I am unclear what part you want to criticize. The Linux kernel is what provides the User Namespace feature. Systemd helps users take advantage of it. What part do you consider half-implemented or a leaky abstraction?

Please also consider whether you might have the wrong mental model for the feature or its employment. In particular, the documentation for PrivateUsers= says: "This is useful to securely detach the user and group databases used by the unit from the rest of the system, and thus to create an effective sandbox environment." The usage you had in mind when you wrote your comment may not be compatible with the purpose of PrivateUsers.

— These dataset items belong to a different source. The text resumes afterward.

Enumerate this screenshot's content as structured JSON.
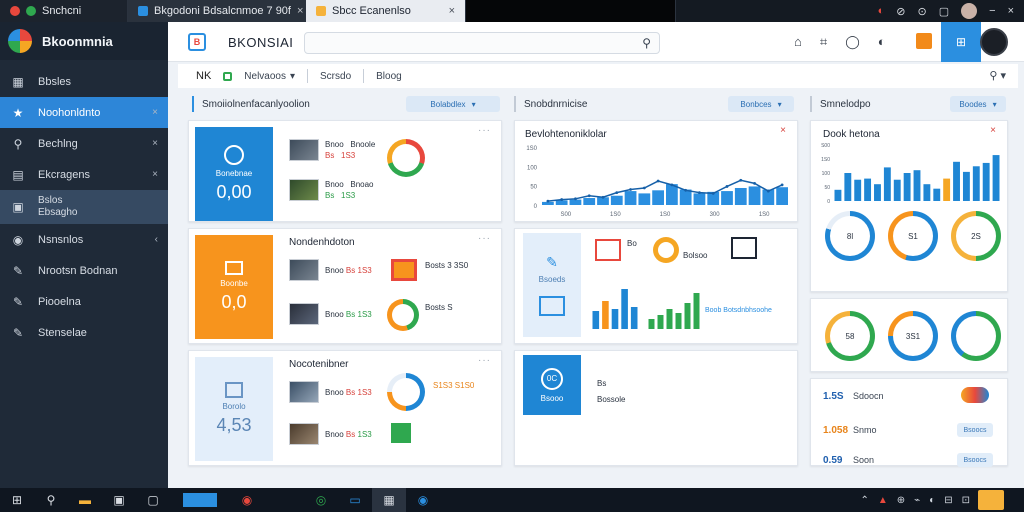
{
  "browser": {
    "tabs": [
      {
        "label": "Snchcni",
        "color": "#2fa84f"
      },
      {
        "label": "Bkgodoni Bdsalcnmoe 7 90f",
        "color": "#2b8fe0"
      },
      {
        "label": "Sbcc Ecanenlso",
        "color": "#f5b23b"
      },
      {
        "label": "",
        "color": "#000000"
      }
    ],
    "tab_close": "×",
    "window_controls": [
      "◐",
      "⊘",
      "⊙",
      "▢",
      "−",
      "×"
    ]
  },
  "sidebar": {
    "brand": "Bkoonmnia",
    "items": [
      {
        "icon": "▦",
        "label": "Bbsles",
        "close": ""
      },
      {
        "icon": "★",
        "label": "Noohonldnto",
        "close": "×"
      },
      {
        "icon": "⚲",
        "label": "Bechlng",
        "close": "×"
      },
      {
        "icon": "▤",
        "label": "Ekcragens",
        "close": "×"
      },
      {
        "icon": "▣",
        "label": "Bslos",
        "label2": "Ebsagho",
        "close": ""
      },
      {
        "icon": "◉",
        "label": "Nsnsnlos",
        "close": "‹"
      },
      {
        "icon": "✎",
        "label": "Nrootsn Bodnan",
        "close": ""
      },
      {
        "icon": "✎",
        "label": "Piooelna",
        "close": ""
      },
      {
        "icon": "✎",
        "label": "Stenselae",
        "close": ""
      }
    ]
  },
  "header": {
    "logo_letter": "B",
    "title": "BKONSIAI",
    "search_placeholder": "",
    "search_icon": "⚲",
    "icons": [
      "⌂",
      "⌗",
      "◯",
      "◐"
    ],
    "blue_button_icon": "⊞"
  },
  "toolbar": {
    "nk": "NK",
    "items": [
      "Nelvaoos",
      "Scrsdo",
      "Bloog"
    ],
    "dropdown": "▾",
    "right_icon": "⚲ ▾"
  },
  "sections": {
    "left": {
      "title": "Smoiiolnenfacanlyoolion",
      "pill": "Bolabdlex"
    },
    "middle": {
      "title": "Snobdnrnicise",
      "pill": "Bonbces"
    },
    "right": {
      "title": "Smnelodpo",
      "pill": "Boodes"
    }
  },
  "card1": {
    "tile_label": "Bonebnae",
    "tile_value": "0,00",
    "rows": [
      {
        "l1": "Bnoo",
        "l2": "Bnoole",
        "v1": "Bs",
        "v2": "1S3"
      },
      {
        "l1": "Bnoo",
        "l2": "Bnoao",
        "v1": "Bs",
        "v2": "1S3"
      }
    ],
    "dots": "···"
  },
  "card2": {
    "title": "Nondenhdoton",
    "tile_label": "Boonbe",
    "tile_value": "0,0",
    "rows": [
      {
        "l1": "Bnoo",
        "l2": "Bs",
        "v2": "1S3"
      },
      {
        "l1": "Bnoo",
        "l2": "Bs",
        "v2": "1S3"
      }
    ],
    "side": [
      "Bosts 3 3S0",
      "Bosts S"
    ],
    "dots": "···"
  },
  "card3": {
    "title": "Nocotenibner",
    "tile_label": "Borolo",
    "tile_value": "4,53",
    "rows": [
      {
        "l1": "Bnoo",
        "l2": "Bs",
        "v2": "1S3"
      },
      {
        "l1": "Bnoo",
        "l2": "Bs",
        "v2": "1S3"
      }
    ],
    "side": "S1S3 S1S0",
    "dots": "···"
  },
  "mid_card1": {
    "title": "Bevlohtenoniklolar",
    "close": "×"
  },
  "mid_card2": {
    "tile_label": "Bsoeds",
    "items": [
      "Bo",
      "Bolsoo"
    ],
    "bar_label": "Boob Botsdnbhsoohe"
  },
  "mid_card3": {
    "tile_label": "Bsooo",
    "tile_icon": "0C",
    "side": [
      "Bs",
      "Bossole"
    ]
  },
  "right_card1": {
    "title": "Dook hetona",
    "close": "×"
  },
  "right_card2": {
    "donuts": [
      {
        "label": "8l",
        "values": [
          0.8,
          0.2
        ],
        "colors": [
          "#1f86d4",
          "#e6eef7"
        ]
      },
      {
        "label": "S1",
        "values": [
          0.55,
          0.45
        ],
        "colors": [
          "#1f86d4",
          "#f7941d"
        ]
      },
      {
        "label": "2S",
        "values": [
          0.5,
          0.5
        ],
        "colors": [
          "#2fa84f",
          "#f5b23b"
        ]
      }
    ]
  },
  "right_card3": {
    "donuts": [
      {
        "label": "58",
        "values": [
          0.7,
          0.3
        ],
        "colors": [
          "#2fa84f",
          "#f5b23b"
        ]
      },
      {
        "label": "3S1",
        "values": [
          0.75,
          0.25
        ],
        "colors": [
          "#1f86d4",
          "#f7941d"
        ]
      },
      {
        "label": "",
        "values": [
          0.6,
          0.4
        ],
        "colors": [
          "#2fa84f",
          "#1f86d4"
        ]
      }
    ]
  },
  "right_card4": {
    "stats": [
      {
        "value": "1.5S",
        "text": "Sdoocn",
        "color": "#1f5fae",
        "btn": ""
      },
      {
        "value": "1.058",
        "text": "Snmo",
        "color": "#e8841a",
        "btn": "Bsoocs"
      },
      {
        "value": "0.59",
        "text": "Soon",
        "color": "#1f5fae",
        "btn": "Bsoocs"
      }
    ]
  },
  "taskbar": {
    "icons": [
      "⊞",
      "⚲",
      "▬",
      "▣",
      "▢",
      "",
      "◉",
      "",
      "◎",
      "▭",
      "▦",
      "◉"
    ],
    "tray": [
      "⌃",
      "▲",
      "⊕",
      "⌁",
      "◐",
      "⊟",
      "⊡"
    ]
  },
  "chart_data": [
    {
      "type": "bar",
      "id": "mid-bar-line",
      "title": "Bevlohtenoniklolar",
      "categories": [
        "",
        "",
        "",
        "",
        "",
        "",
        "",
        "",
        "",
        "",
        "",
        "",
        "",
        "",
        "",
        "",
        "",
        ""
      ],
      "series": [
        {
          "values": [
            8,
            12,
            14,
            18,
            20,
            24,
            36,
            30,
            38,
            54,
            40,
            30,
            34,
            36,
            44,
            48,
            40,
            46
          ]
        },
        {
          "values": [
            10,
            14,
            16,
            24,
            20,
            32,
            40,
            44,
            62,
            52,
            38,
            32,
            30,
            48,
            64,
            56,
            36,
            52
          ]
        }
      ],
      "xticks": [
        "S00",
        "1S0",
        "1S0",
        "300",
        "1S0"
      ],
      "yticks": [
        "0",
        "50",
        "100",
        "1S0"
      ],
      "ylim": [
        0,
        150
      ]
    },
    {
      "type": "bar",
      "id": "right-bar",
      "title": "Dook hetona",
      "categories": [
        "",
        "",
        "",
        "",
        "",
        "",
        "",
        "",
        "",
        "",
        "",
        "",
        "",
        "",
        "",
        "",
        ""
      ],
      "values": [
        20,
        50,
        38,
        40,
        30,
        60,
        38,
        50,
        55,
        30,
        22,
        40,
        70,
        52,
        62,
        68,
        82
      ],
      "colors": [
        "#1f86d4",
        "#1f86d4",
        "#1f86d4",
        "#1f86d4",
        "#1f86d4",
        "#1f86d4",
        "#1f86d4",
        "#1f86d4",
        "#1f86d4",
        "#1f86d4",
        "#1f86d4",
        "#f5a623",
        "#1f86d4",
        "#1f86d4",
        "#1f86d4",
        "#1f86d4",
        "#1f86d4"
      ],
      "yticks": [
        "0",
        "50",
        "100",
        "1S0",
        "S00"
      ],
      "ylim": [
        0,
        100
      ]
    },
    {
      "type": "bar",
      "id": "mid-small-bar-1",
      "values": [
        18,
        28,
        20,
        40,
        22
      ],
      "colors": [
        "#1f86d4",
        "#f7941d",
        "#1f86d4",
        "#1f86d4",
        "#1f86d4"
      ],
      "ylim": [
        0,
        40
      ]
    },
    {
      "type": "bar",
      "id": "mid-small-bar-2",
      "values": [
        10,
        14,
        20,
        16,
        26,
        36
      ],
      "colors": [
        "#2fa84f",
        "#2fa84f",
        "#2fa84f",
        "#2fa84f",
        "#2fa84f",
        "#2fa84f"
      ],
      "ylim": [
        0,
        40
      ]
    }
  ]
}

I recommend reading up systemd.exec params [1] before criticism. PrivateUsers= is intended for scenarios like transient sandboxed environments, so I'd suggest we discuss a simpler example like PrivateDevices=

[1] http://man7.org/linux/man-pages/man7/user_namespaces.7.html

With all due respect, I'm afraid you're addressing a series of unrelated points and indulging, hopefully unintentionally, in a rhetorical smokescreen, which includes editing your original post to hide an important topic.

I'm aware of what systemd claims to be. I'm aware of the benefits that its fans claim it, and it alone has.

My criticism is not with the Linux kernel (!?!) or user namespacing as a concept. My criticism is that systemd takes all of the rich complexity of user namespacing and, in response, adds the flag 'PrivateUsers=yes' -- a boolean. That's not what user namespacing is for and now we have two problems: systemd, which has no business making that decision and has done it the wrong way, and the continuing need, which has not been solved by a boolean flag, for daemons to have competent, complex user namespaces. Now devs have to know both ways: the half-assed way, and the real way, instead of just having a tool that gives them the real way.

That's what we in the software design business call a shitty design that would make Guy Fieri blush. But I guess we're all in Flavortown now.

>The point was that it's a leaky abstraction composed of half implemented concepts that devs have to add to their brain.

As opposed to a multitude of implementations of varying quality and functionality for the same concept in each init script that needs it?.